McCoy shoots the creature. It turns back into Nancy: “Leonard! Leonard, no! Leonard, please!” McCoy asks the Lord’s forgiveness, and shoots again. In that moment, of course, McCoy must know that Nancy is already dead — yet in that moment, he also has to feel like he’s killing her. (He never loved but one woman, and today he lost her twice.)

The creature lies dead; Kirk says he’s sorry. And then we’re back to the bridge. Sulu asks, nonchalantly: “Ready to leave orbit, Captain?” Kirk’s got Spock on his right, McCoy on his left. McCoy looks magnificently sad; Spock looks like Spock. Kirk’s mind is elsewhere:

Kirk looks at McCoy. And then McCoy does this.
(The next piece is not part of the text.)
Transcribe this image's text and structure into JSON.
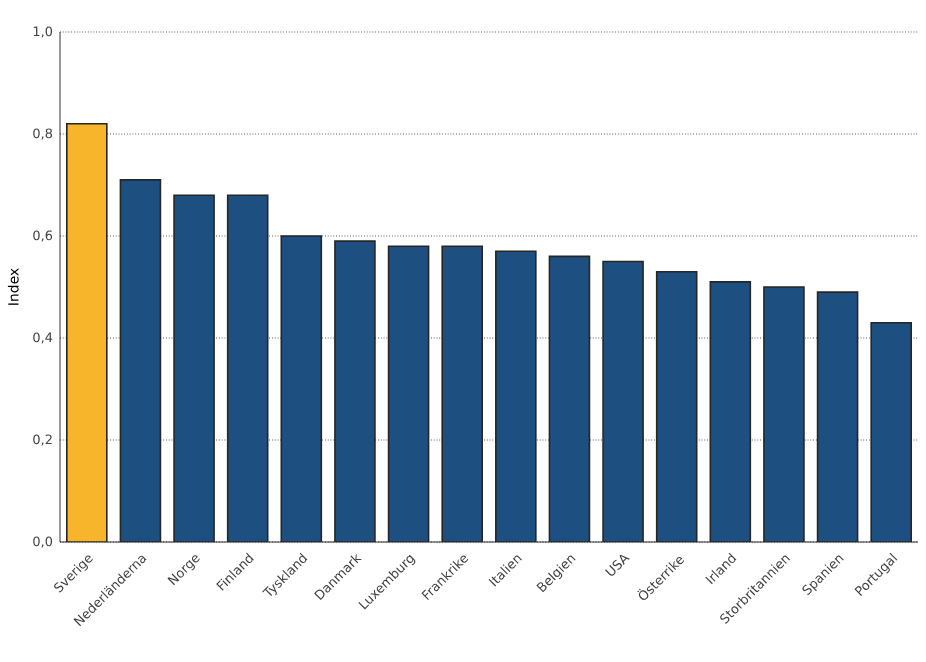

What’s your read on that expression? Why the smile? It doesn’t quite seem to connect with Kirk’s summation line, unless McCoy’s realizing that all things must pass, old lovers and bison both, and somehow that realization gives him peace. There’s a “snap out of it” quality to McCoy’s expression, too — a sense that the time for mourning is finished, that there are further adventures (and creatures, and crazy ex-girlfriends?) awaiting out in the cosmos. Maybe McCoy’s smile expresses some deeper understanding that the problems of three little people don’t amount to a hill of beans in this crazy universe.

When the Enterprise arrived at Planet M-113, there were two lifeforms on the surface. Now the planet is empty, an unmarked grave for a species lost to history. “Warp one, Mister Sulu,” Kirk concludes. They leave orbit. There are more planets to seek out, more graves to dig.